Our ADF&G is going to be needing lots of emergency orders for the future as they have commercially wiped-out our marine prey for king salmon. Ocean juvenal king prey has been reduced by 98% by commercial crab fisheries therefore our kings are starving to death. Our ADF&G should know this but they do not. The ADF&G can only shout "natural low abundance". There is a low abundance of prey for our juvenal kings but its not natural, it's ADF"&G caused.

1950 lower 48 east coast commercial fisheries caught so many cod that they caused their cod fisheries collapse by 1970. 1930 depression era farmers plowed up the grassy prairies but caused The Great Dust Bowl. World War 2 era dam builders produced cheap electricity but killed most of their salmon. The lower 48 west coast timber industry cut so many trees that they eroded and silted their river thus killing most of their salmon. 1990 lower 48 west coast commercial salmon fisheries caught so many salmon that they help cause their salmon fisheries collapse by 2000. Before 1980 Florida had a massive tarpon resource but they allowed excess commercial harvest of tarpon prey like blue crab, pink shrimp and toadfish, thus causing their tarpon to collapse by 1990. Many claimed these losses were the result of "a natural cycle". Excess commercial harvest has depleted Alaska's herring, crab and now king salmon resources. Our ADF&G is claiming "a natural low abundance" but we are compelled to ask if this is in fact "a natural cycle" or the direct results of the same excessive commercial activities and mis-management which has plagued our past?

kenai123
1220
Points
kenai123 06/26/13 - 05:17 am
0
0

Watching our ADF&G try to fix

Watching our ADF&G try to fix our saltwater king salmon problems by restricting freshwater fisheries is like watching someone try to rewind a DVD, thinking that it's a VHS tape.
They keep on pressing that VHS rewind button over and over but it's not connected to anything so there's no way it can work. Our juvenal king salmon are starving to death in the ocean because we have enhanced way to many sockeye runs for commercial fisheries profits and reduced our freshwater salmon spawning and rotting which has reduced our water nitrogen levels, thus disrupting the beginning of the marine food chain. That food web disruption along with excess commercial crab harvest has reduce half inch crab larvae down 98% from what it used to be. Juvenal kings feed exclusively on (older) half inch crab larvae. Sockeye salmon feed exclusively on (younger) quarter inch crab larvae.

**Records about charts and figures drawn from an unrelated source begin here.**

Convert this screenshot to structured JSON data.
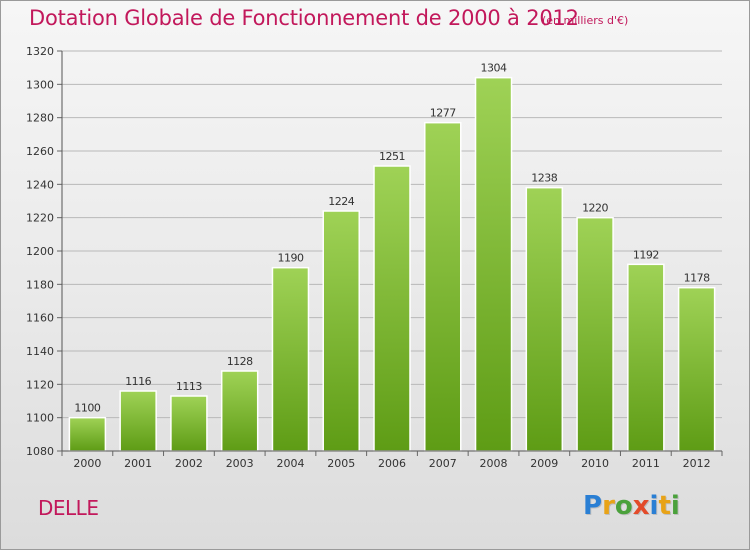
{
  "header": {
    "title": "Dotation Globale de Fonctionnement de 2000 à 2012",
    "subtitle": "(en milliers d'€)"
  },
  "footer": {
    "commune": "DELLE",
    "logo": {
      "letters": [
        "P",
        "r",
        "o",
        "x",
        "i",
        "t",
        "i"
      ],
      "colors": [
        "#2a7fd4",
        "#e8a317",
        "#4aa13b",
        "#e34b2a",
        "#2a7fd4",
        "#e8a317",
        "#4aa13b"
      ]
    }
  },
  "colors": {
    "title": "#c2185b",
    "bar_top": "#9fd256",
    "bar_bottom": "#5e9c15",
    "grid": "#b8b8b8"
  },
  "chart_data": {
    "type": "bar",
    "title": "Dotation Globale de Fonctionnement de 2000 à 2012",
    "subtitle": "(en milliers d'€)",
    "categories": [
      "2000",
      "2001",
      "2002",
      "2003",
      "2004",
      "2005",
      "2006",
      "2007",
      "2008",
      "2009",
      "2010",
      "2011",
      "2012"
    ],
    "values": [
      1100,
      1116,
      1113,
      1128,
      1190,
      1224,
      1251,
      1277,
      1304,
      1238,
      1220,
      1192,
      1178
    ],
    "ylim": [
      1080,
      1320
    ],
    "yticks": [
      1080,
      1100,
      1120,
      1140,
      1160,
      1180,
      1200,
      1220,
      1240,
      1260,
      1280,
      1300,
      1320
    ],
    "grid": true,
    "data_labels": true
  }
}
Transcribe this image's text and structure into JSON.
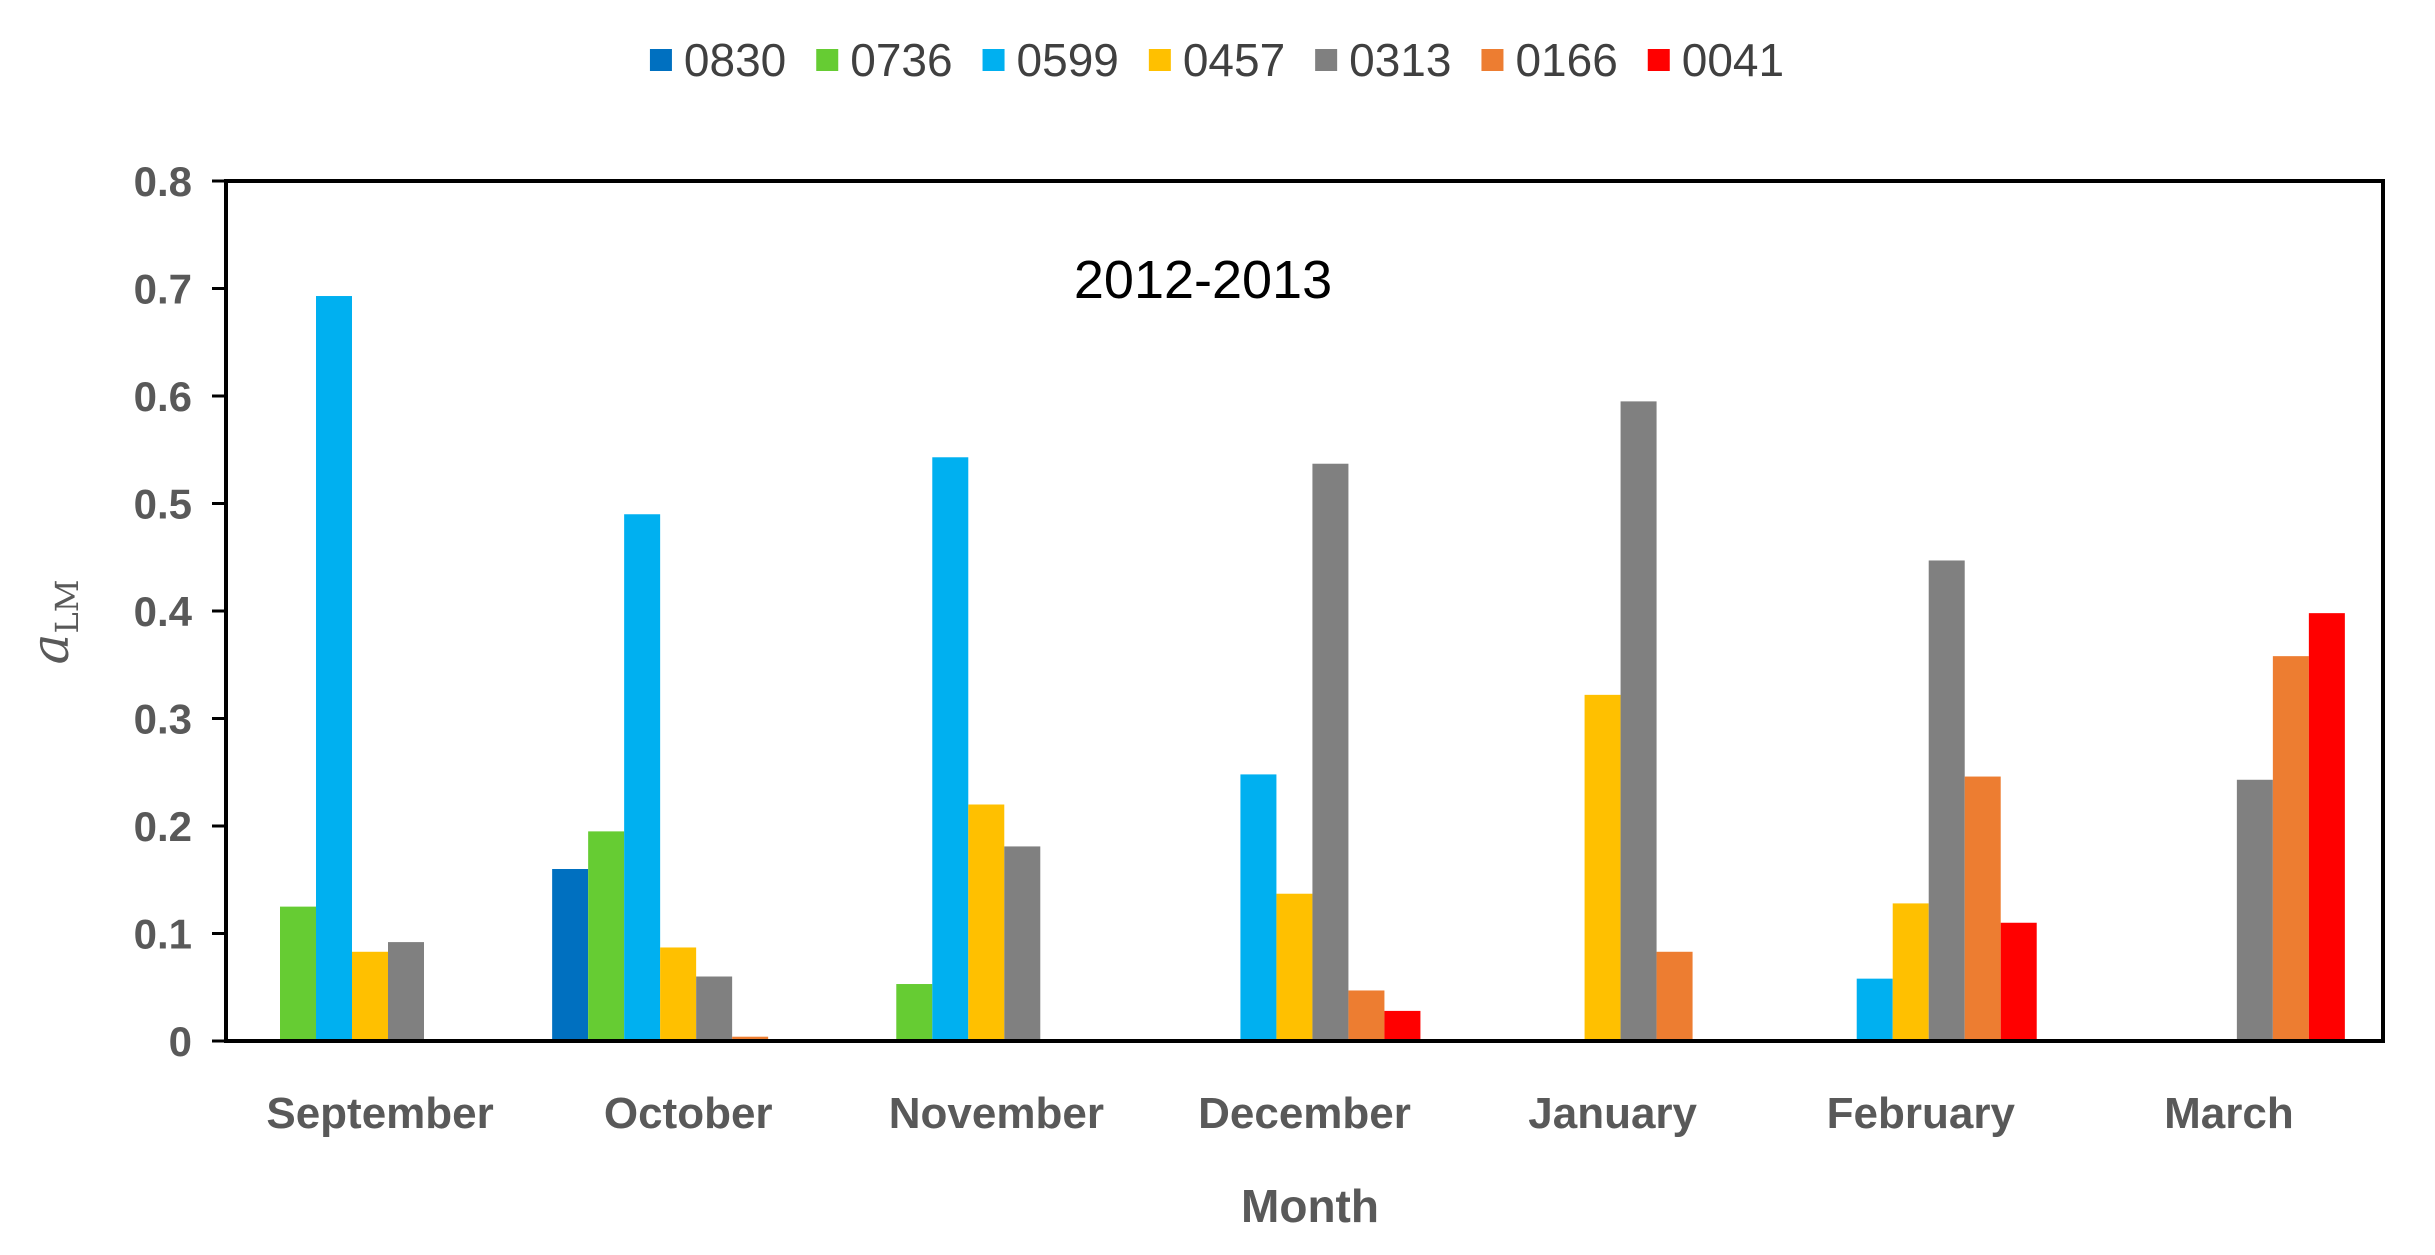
{
  "chart_data": {
    "type": "bar",
    "annotation": "2012-2013",
    "xlabel": "Month",
    "ylabel": {
      "main": "a",
      "subscript": "LM"
    },
    "ylim": [
      0,
      0.8
    ],
    "yticks": [
      0,
      0.1,
      0.2,
      0.3,
      0.4,
      0.5,
      0.6,
      0.7,
      0.8
    ],
    "ytick_labels": [
      "0",
      "0.1",
      "0.2",
      "0.3",
      "0.4",
      "0.5",
      "0.6",
      "0.7",
      "0.8"
    ],
    "grid": false,
    "legend_position": "top",
    "categories": [
      "September",
      "October",
      "November",
      "December",
      "January",
      "February",
      "March"
    ],
    "series": [
      {
        "name": "0830",
        "color": "#0070C0",
        "values": [
          0,
          0.16,
          0,
          0,
          0,
          0,
          0
        ]
      },
      {
        "name": "0736",
        "color": "#66CC33",
        "values": [
          0.125,
          0.195,
          0.053,
          0,
          0,
          0,
          0
        ]
      },
      {
        "name": "0599",
        "color": "#00B0F0",
        "values": [
          0.693,
          0.49,
          0.543,
          0.248,
          0,
          0.058,
          0
        ]
      },
      {
        "name": "0457",
        "color": "#FFC000",
        "values": [
          0.083,
          0.087,
          0.22,
          0.137,
          0.322,
          0.128,
          0
        ]
      },
      {
        "name": "0313",
        "color": "#808080",
        "values": [
          0.092,
          0.06,
          0.181,
          0.537,
          0.595,
          0.447,
          0.243
        ]
      },
      {
        "name": "0166",
        "color": "#ED7D31",
        "values": [
          0,
          0.004,
          0,
          0.047,
          0.083,
          0.246,
          0.358
        ]
      },
      {
        "name": "0041",
        "color": "#FF0000",
        "values": [
          0,
          0,
          0,
          0.028,
          0,
          0.11,
          0.398
        ]
      }
    ]
  }
}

Excess commercial crab fishing, excess sockeye enhancement and reduced salmon spawning escapements have resulted in a 98% reduction in saltwater juvenal king salmon feed. Thus we have our ADF&G attempting to fix a saltwater king problem with freshwater fisheries restrictions. The ADF&G is that confused guy standing there pressing a VHS rewind button over and over, on a DVD player, while he just can't understand why it worked before but not now.
Old ADF&G fisheries management solutions cannot solve our current king salmon problems because it is those past management solutions which have caused todays king problems. Our ADF&G needs to take a fresh management look at the king problem and then use fresh management solutions. Old management solutions will not fix this king problem. Our juvenal kings are starving to death.